I am against the death penalty because the system for capital justice in this country is so broken it’s pathetic. Low-paid public defenders regularly sleep through the trials and sentencing deliberations of their appointed clients who can’t afford a private lawyer, and sometimes even show up in court drunk. But even this is nothing compared with the fact that in only two states, New York being one of them, can someone on death row or in prison get a DNA test in an attempt to clear themself! Sure, you can ask in other states, but in only two are they actually required to do it for you, rather than blowing it off. In Texas, requests for DNA profiling are regularly denied without comment.
Moreover, I believe so-called “eyewitness testimony” should be disallowed in court, because of the appalling incidence rate of it being wrong. Women even misidentify their rapists, the most up-close-and-personal sort of assault there is, as in one case where the woman specifically concentrated on the attacker’s face to try to memorize it, and her testimony sent a guy to jail for 12 years, but DNA later proved him completely innocent. But that’s a case for another argument, perhaps.
Don’t know if it will cost him the election, but his unwavering “faith that all persons executed during my administration were guilty of the crimes for which they were convicted” is going to cost him votes. The “access to the courts” argument is scary in a system where the poor and indigent don’t have access to competent representation. Once you’ve been wrongly convicted it’s a lot harder to prove your innocence, especially in a case where there’s no clear-cut exculpatory evidence.
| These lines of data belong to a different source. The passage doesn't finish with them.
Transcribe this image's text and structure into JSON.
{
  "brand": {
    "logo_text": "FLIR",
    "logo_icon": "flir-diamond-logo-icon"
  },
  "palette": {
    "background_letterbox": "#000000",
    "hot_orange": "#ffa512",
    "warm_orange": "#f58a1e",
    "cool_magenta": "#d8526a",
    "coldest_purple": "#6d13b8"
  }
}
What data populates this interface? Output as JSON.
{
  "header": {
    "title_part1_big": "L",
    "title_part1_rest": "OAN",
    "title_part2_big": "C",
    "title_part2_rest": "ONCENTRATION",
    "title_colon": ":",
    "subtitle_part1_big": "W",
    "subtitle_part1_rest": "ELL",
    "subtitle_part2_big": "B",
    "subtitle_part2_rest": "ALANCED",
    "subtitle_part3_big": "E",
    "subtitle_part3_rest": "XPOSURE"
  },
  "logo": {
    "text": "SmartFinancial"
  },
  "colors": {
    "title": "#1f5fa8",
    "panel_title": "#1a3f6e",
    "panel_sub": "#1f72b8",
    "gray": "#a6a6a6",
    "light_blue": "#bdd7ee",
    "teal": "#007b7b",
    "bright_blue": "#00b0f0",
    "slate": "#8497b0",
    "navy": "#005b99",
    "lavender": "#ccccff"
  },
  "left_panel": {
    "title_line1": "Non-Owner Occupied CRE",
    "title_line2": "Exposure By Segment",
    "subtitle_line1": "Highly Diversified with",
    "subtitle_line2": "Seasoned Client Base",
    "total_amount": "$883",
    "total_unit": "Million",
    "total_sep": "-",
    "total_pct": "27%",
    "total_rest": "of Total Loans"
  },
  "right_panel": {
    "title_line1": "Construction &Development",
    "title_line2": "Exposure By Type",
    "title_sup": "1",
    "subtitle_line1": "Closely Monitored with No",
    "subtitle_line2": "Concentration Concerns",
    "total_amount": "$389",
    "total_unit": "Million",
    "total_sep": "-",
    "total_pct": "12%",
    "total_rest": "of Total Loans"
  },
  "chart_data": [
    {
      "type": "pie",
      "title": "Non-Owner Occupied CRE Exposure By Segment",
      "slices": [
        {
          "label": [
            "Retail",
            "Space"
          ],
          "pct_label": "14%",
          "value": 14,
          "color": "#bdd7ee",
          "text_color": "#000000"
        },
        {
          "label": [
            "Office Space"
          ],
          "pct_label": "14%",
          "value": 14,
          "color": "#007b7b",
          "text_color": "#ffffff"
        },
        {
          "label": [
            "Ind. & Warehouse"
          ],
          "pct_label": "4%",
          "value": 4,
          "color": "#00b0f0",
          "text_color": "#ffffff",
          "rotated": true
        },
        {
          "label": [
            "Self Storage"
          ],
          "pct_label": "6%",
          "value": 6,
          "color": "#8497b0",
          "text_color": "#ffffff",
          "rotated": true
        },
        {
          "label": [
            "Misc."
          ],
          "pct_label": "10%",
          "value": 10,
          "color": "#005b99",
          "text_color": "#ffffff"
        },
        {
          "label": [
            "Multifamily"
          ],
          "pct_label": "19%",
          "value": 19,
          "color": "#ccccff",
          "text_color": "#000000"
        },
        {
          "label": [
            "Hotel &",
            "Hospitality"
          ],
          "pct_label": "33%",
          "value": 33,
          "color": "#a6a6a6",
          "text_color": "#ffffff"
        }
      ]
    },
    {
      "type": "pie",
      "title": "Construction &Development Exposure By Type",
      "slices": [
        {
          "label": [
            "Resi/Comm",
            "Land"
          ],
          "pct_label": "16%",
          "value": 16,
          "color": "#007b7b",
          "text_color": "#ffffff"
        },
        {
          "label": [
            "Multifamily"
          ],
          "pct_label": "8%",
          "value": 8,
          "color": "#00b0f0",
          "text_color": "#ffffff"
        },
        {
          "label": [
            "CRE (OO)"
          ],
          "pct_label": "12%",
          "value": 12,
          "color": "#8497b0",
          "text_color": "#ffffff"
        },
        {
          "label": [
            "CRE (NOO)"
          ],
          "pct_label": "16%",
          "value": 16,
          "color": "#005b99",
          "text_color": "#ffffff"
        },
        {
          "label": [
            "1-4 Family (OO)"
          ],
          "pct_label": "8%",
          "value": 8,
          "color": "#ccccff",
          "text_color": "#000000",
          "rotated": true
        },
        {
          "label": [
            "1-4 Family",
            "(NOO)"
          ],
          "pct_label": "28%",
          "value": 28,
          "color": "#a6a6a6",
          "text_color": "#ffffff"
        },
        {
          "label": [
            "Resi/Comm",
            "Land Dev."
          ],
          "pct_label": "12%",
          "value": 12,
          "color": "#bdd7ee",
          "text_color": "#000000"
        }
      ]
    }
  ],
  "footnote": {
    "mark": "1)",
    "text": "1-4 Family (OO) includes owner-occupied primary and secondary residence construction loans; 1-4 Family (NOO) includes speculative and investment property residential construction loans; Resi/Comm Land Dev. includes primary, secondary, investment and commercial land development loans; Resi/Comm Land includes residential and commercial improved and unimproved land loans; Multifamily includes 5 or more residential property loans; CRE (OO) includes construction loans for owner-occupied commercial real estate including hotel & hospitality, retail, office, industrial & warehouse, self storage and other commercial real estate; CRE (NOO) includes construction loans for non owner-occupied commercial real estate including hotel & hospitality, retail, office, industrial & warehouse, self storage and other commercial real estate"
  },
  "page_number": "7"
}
It’s clear that if Bush had been governor when Randall Dale Adams was going through the system, there would definitely have been one innocent person executed in TX.
A little thought experiment: you are charged with murder (doesn’t matter, for the purposes of this model, whether or not you are guilty); how many people feel would accept a court-appointed lawyer (a paid public defender, like in CA, or some randomly chosen bozo who happens to be hanging out in the room, like in TX), rather than OJ’s defense team? If you think it doesn’t make a difference, you’re deluded.